Sri Lanka needs to take three steps to manage the growing IS threat:
First, Sri Lankan national security, law enforcement and military services should create dedicated units to monitor IS influence, as well as people engaged in disseminating propaganda, raising funds, recruiting, facilitating travel and other activities.
Second, Sri Lanka should create a new harmony law to criminalize incitement and hatred against other ethnic and religious groups. The law should make it mandatory to promote moderation, toleration and coexistence and counter extremism.
The PTA does not adequately cover extremism, the precursor of terrorism. The Prevention of Terrorism Act, however, should be kept because the next phase of extremism is terrorism. The government should enforce the laws against those who spread extremist ideas on the ground in Sri Lanka and over the internet.
Third, Sri Lankan government should partner with mainstream Muslim organizations (religious, educational and community) to engage Muslim youths and guide them away from extremist ideology imported from the Middle East and back to the nation’s traditional and moderate interpretation of Islam.
The Sri Lankan model
After decades of violence in Sri Lanka, it was an uncompromising military campaign that contained, isolated and eliminated the LTTE.
There were many imperfections in that strategy, such as the failure to counter misinformation and disinformation disseminated by the LTTE and its supporters, but overall the campaign brought peace and stability.
Schools function, there is no forced recruitment, bombs do not go off in public places, there is no ethnic cleansing, no assassination of leaders, and, in border villages, there are no massacres.
Today, the Sri Lankan model is a strategy that other governments are revisiting in battling IS, which has many similarities to the old LTTE, such as carrying out suicide attacks, executing prisoners, and indoctrinating fighters. The post-conflict measures in Sri Lanka – humanitarian assistance, socioeconomic development and political engagement – are also a subject of study.

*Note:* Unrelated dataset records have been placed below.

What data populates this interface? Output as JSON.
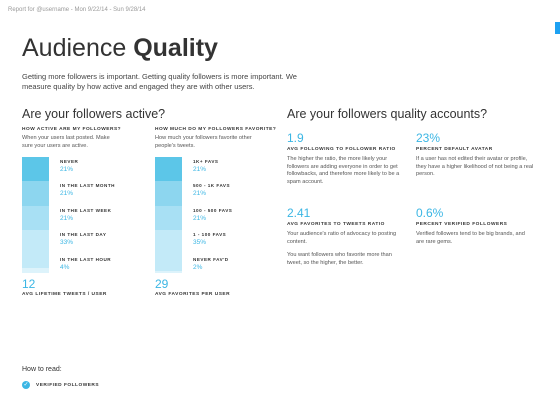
{
  "header": "Report for @username - Mon 9/22/14 - Sun 9/28/14",
  "title": {
    "light": "Audience",
    "bold": "Quality"
  },
  "intro": "Getting more followers is important. Getting quality followers is more important. We measure quality by how active and engaged they are with other users.",
  "sections": [
    {
      "heading": "Are your followers active?",
      "columns": [
        {
          "title": "HOW ACTIVE ARE MY FOLLOWERS?",
          "description": "When your users last posted. Make sure your users are active.",
          "labels": [
            "NEVER",
            "IN THE LAST MONTH",
            "IN THE LAST WEEK",
            "IN THE LAST DAY",
            "IN THE LAST HOUR"
          ],
          "values": [
            21,
            21,
            21,
            33,
            4
          ],
          "value_labels": [
            "21%",
            "21%",
            "21%",
            "33%",
            "4%"
          ],
          "colors": [
            "#5cc6e8",
            "#8dd6ef",
            "#a8e0f4",
            "#c3eaf8",
            "#ddf3fb"
          ],
          "stat": "12",
          "stat_label": "AVG LIFETIME TWEETS / USER"
        },
        {
          "title": "HOW MUCH DO MY FOLLOWERS FAVORITE?",
          "description": "How much your followers favorite other people's tweets.",
          "labels": [
            "1K+ FAVS",
            "500 - 1K FAVS",
            "100 - 500 FAVS",
            "1 - 100 FAVS",
            "NEVER FAV'D"
          ],
          "values": [
            21,
            21,
            21,
            35,
            2
          ],
          "value_labels": [
            "21%",
            "21%",
            "21%",
            "35%",
            "2%"
          ],
          "colors": [
            "#5cc6e8",
            "#8dd6ef",
            "#a8e0f4",
            "#c3eaf8",
            "#ddf3fb"
          ],
          "stat": "29",
          "stat_label": "AVG FAVORITES PER USER"
        }
      ]
    },
    {
      "heading": "Are your followers quality accounts?",
      "stats": [
        {
          "value": "1.9",
          "label": "AVG FOLLOWING TO FOLLOWER RATIO",
          "description": [
            "The higher the ratio, the more likely your followers are adding everyone in order to get followbacks, and therefore more likely to be a spam account."
          ]
        },
        {
          "value": "23%",
          "label": "PERCENT DEFAULT AVATAR",
          "description": [
            "If a user has not edited their avatar or profile, they have a higher likelihood of not being a real person."
          ]
        },
        {
          "value": "2.41",
          "label": "AVG FAVORITES TO TWEETS RATIO",
          "description": [
            "Your audience's ratio of advocacy to posting content.",
            "You want followers who favorite more than tweet, so the higher, the better."
          ]
        },
        {
          "value": "0.6%",
          "label": "PERCENT VERIFIED FOLLOWERS",
          "description": [
            "Verified followers tend to be big brands, and are rare gems."
          ]
        }
      ]
    }
  ],
  "legend": {
    "title": "How to read:",
    "item": "VERIFIED FOLLOWERS"
  }
}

The lesson Sri Lanka has to offer is clear: peace does not always descend from the sky. Rather than wish and wait for peace, when threatened, a government should plan, prepare and fight for it. Even after the enemy’s military defeat, eternal vigilance should be central to maintaining a harmonious society.

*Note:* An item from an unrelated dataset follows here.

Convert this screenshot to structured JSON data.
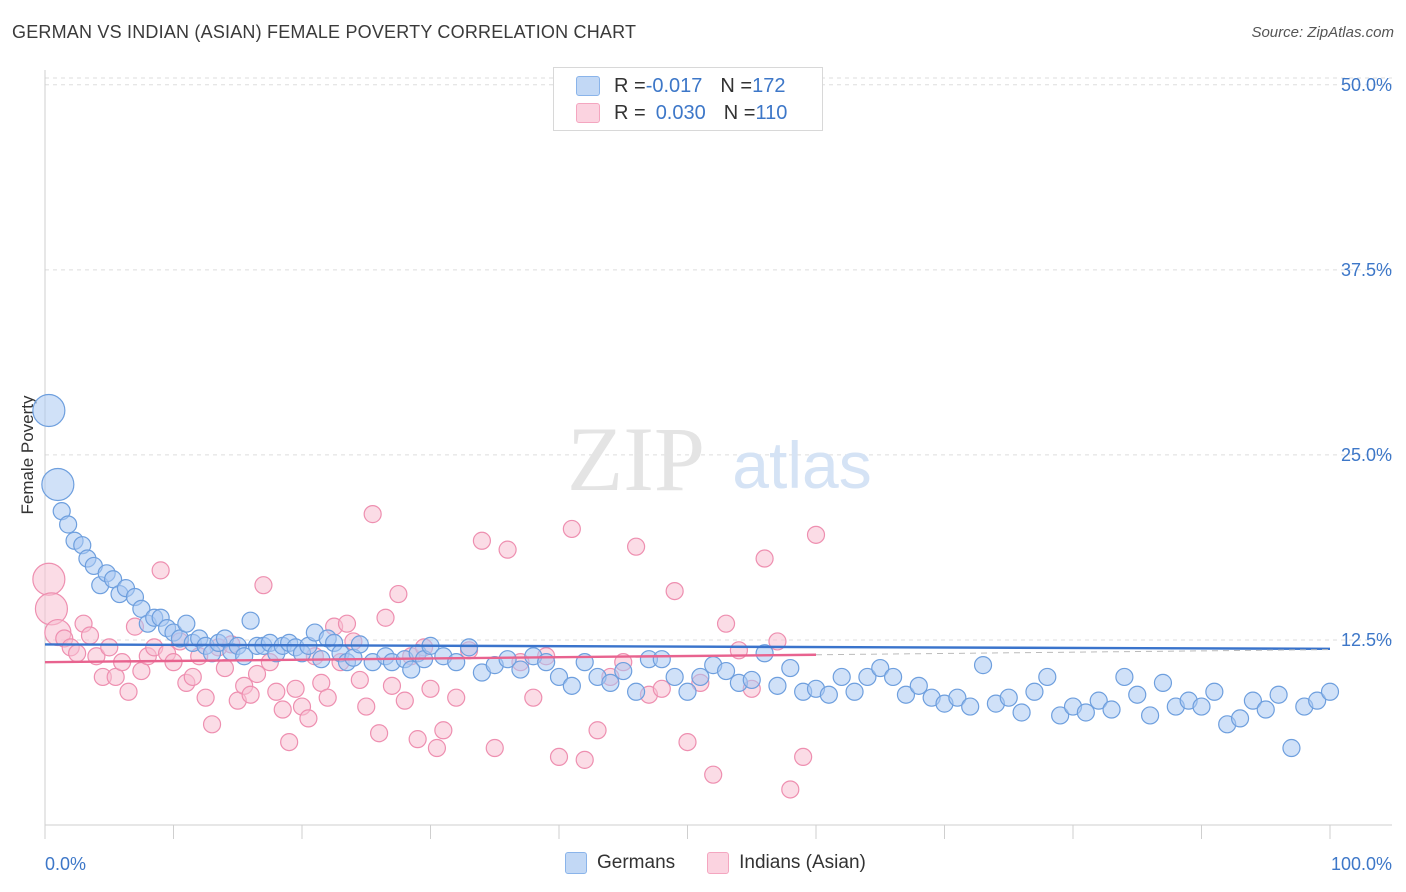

In Sri Lanka’s case, considering the sacrifice of 23,790 security-force personnel from 1981-2009, it is paramount for today’s guardians of the nation to not risk the hard-earned peace. The security of Sri Lanka and stability of its society should be the priority.

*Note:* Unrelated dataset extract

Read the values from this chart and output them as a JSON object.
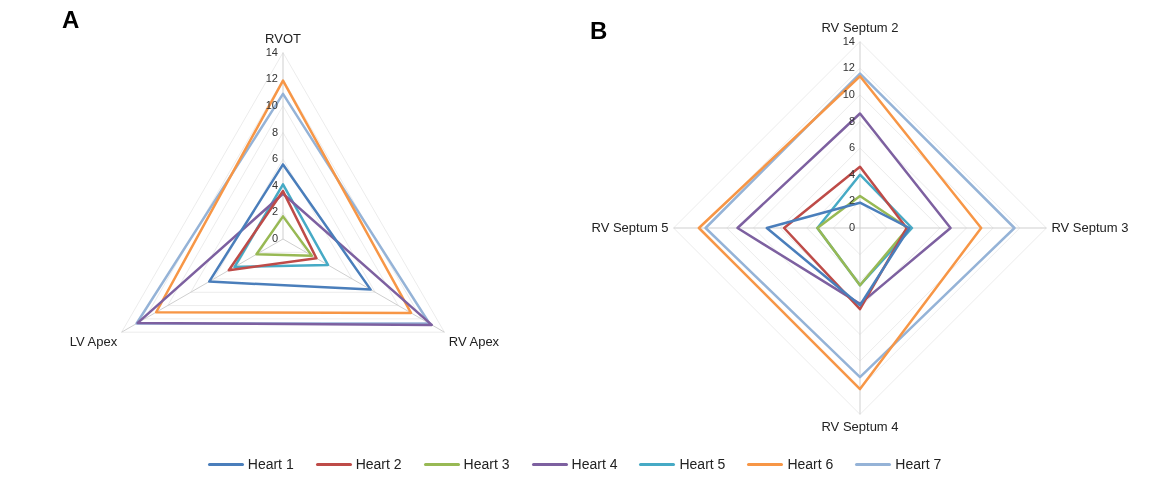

Harmony in Sri Lanka is fragile, and can be disrupted by anyone. As such, the security and intelligence structures should be kept intact and remain vigilant in order to detect and disrupt any anti-social or anti-national activity.
To prevent the return of instability and insecurity, it is essential to maintain the security measures. Otherwise, before long, the current government will be confronted with twin challenges!
Honoring a lost generation
The Sri Lankan leadership, if wise, must leave it to security professionals to handle matters of national security, and not let politicians interfere with that.
An entire generation of Lankans sacrificed their lives to restore security and stability, and this must not be forgotten by politicians who want to stay in power or are seeking reelection.
Because most threats are instigated and inspired from overseas, the Sri Lankan government should also create a foreign intelligence service to monitor and secure the country from external threats.
The greatest measure of respect that Lankans can pay to those who were killed in the conflict is to prevent its resurgence.
But to do so, they must work day and night to unite all communities – ethnic and religious – to ensure that Sri Lanka never returns to violence again. Every leader must work toward building inter-religious and interracial harmony and raise a generation free of religious and racial prejudice.
The opinions expressed in this commentary are those of the author and not of BenarNews.